In our study, 94.9% of mothers who gave their infants CF early before the recommended age were not working. Unlikely, in a study applied in Malaysia, working mothers were 3.5 folds more likely to early start CF compared to house wives [24]. A study in Lebanon revealed that employed mothers initiated CF earlier than house wives [11]. It may be explained that most of housewife mothers received lower levels of education and belong to low socioeconomic families, so they started CF early to their babies.
About 56% of mothers started CF with cereals followed by dairy products in 51%, vegetables in 42% then desserts in 38%, and the frequency was the same whatever the time of introduction. Similarly, in a study done in Lebanon, the most common weaning food was cereals in 83.7% [11]. About 80% of studied mothers gave fluids such as water, herbals, and juices to their infants before the 4 months of age, in comparison to Lebanon study, where only 13% of mothers gave liquids before the 4 month of age which reflects the effect of counseling and health education [11].

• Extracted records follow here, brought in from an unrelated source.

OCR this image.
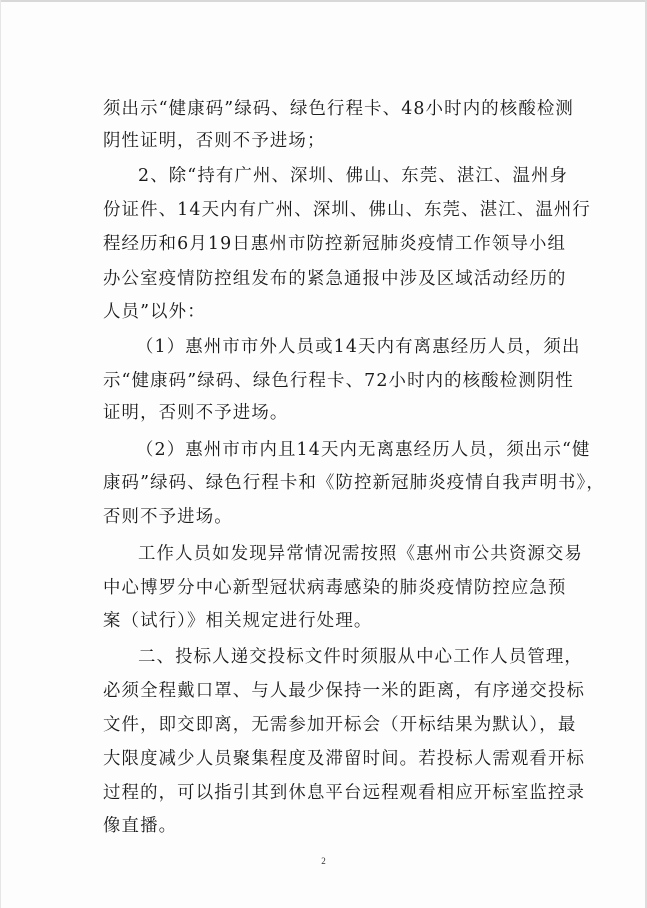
须出示“健康码”绿码、绿色行程卡、48小时内的核酸检测
阴性证明，否则不予进场；
2、除“持有广州、深圳、佛山、东莞、湛江、温州身
份证件、14天内有广州、深圳、佛山、东莞、湛江、温州行
程经历和6月19日惠州市防控新冠肺炎疫情工作领导小组
办公室疫情防控组发布的紧急通报中涉及区域活动经历的
人员”以外：
（1）惠州市市外人员或14天内有离惠经历人员，须出
示“健康码”绿码、绿色行程卡、72小时内的核酸检测阴性
证明，否则不予进场。
（2）惠州市市内且14天内无离惠经历人员，须出示“健
康码”绿码、绿色行程卡和《防控新冠肺炎疫情自我声明书》，
否则不予进场。
工作人员如发现异常情况需按照《惠州市公共资源交易
中心博罗分中心新型冠状病毒感染的肺炎疫情防控应急预
案（试行）》相关规定进行处理。
二、投标人递交投标文件时须服从中心工作人员管理，
必须全程戴口罩、与人最少保持一米的距离，有序递交投标
文件，即交即离，无需参加开标会（开标结果为默认），最
大限度减少人员聚集程度及滞留时间。若投标人需观看开标
过程的，可以指引其到休息平台远程观看相应开标室监控录
像直播。
2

In our study, about 45.0% of exclusively breastfed infants were physically delayed, while about 33% of non-exclusively breastfed infants were physically delayed. This could be explained by the low vitamin D content in the breast milk unlike milk formula and other specific food types [25, 26]. We found that 25.7% of EBF infants were wasted and 33.6% were stunted, while 30.0% of non-EBF infants were wasted and 17.0% were stunted. This large portion of physically delayed, wasted, and stunted infants may be due to the low socioeconomic level, poor maternal nutrition, and early and faulty introduction of complementary foods.
Regression analysis of our study revealed some of the significant determinants of EBF; early breastfed infants after delivery, male infants, infants that came from urban areas, infants of older mothers group, infants whose mothers were not educated, and infants whose fathers were not working were more likely to be exclusively breastfed than infants of other corresponding groups, respectively.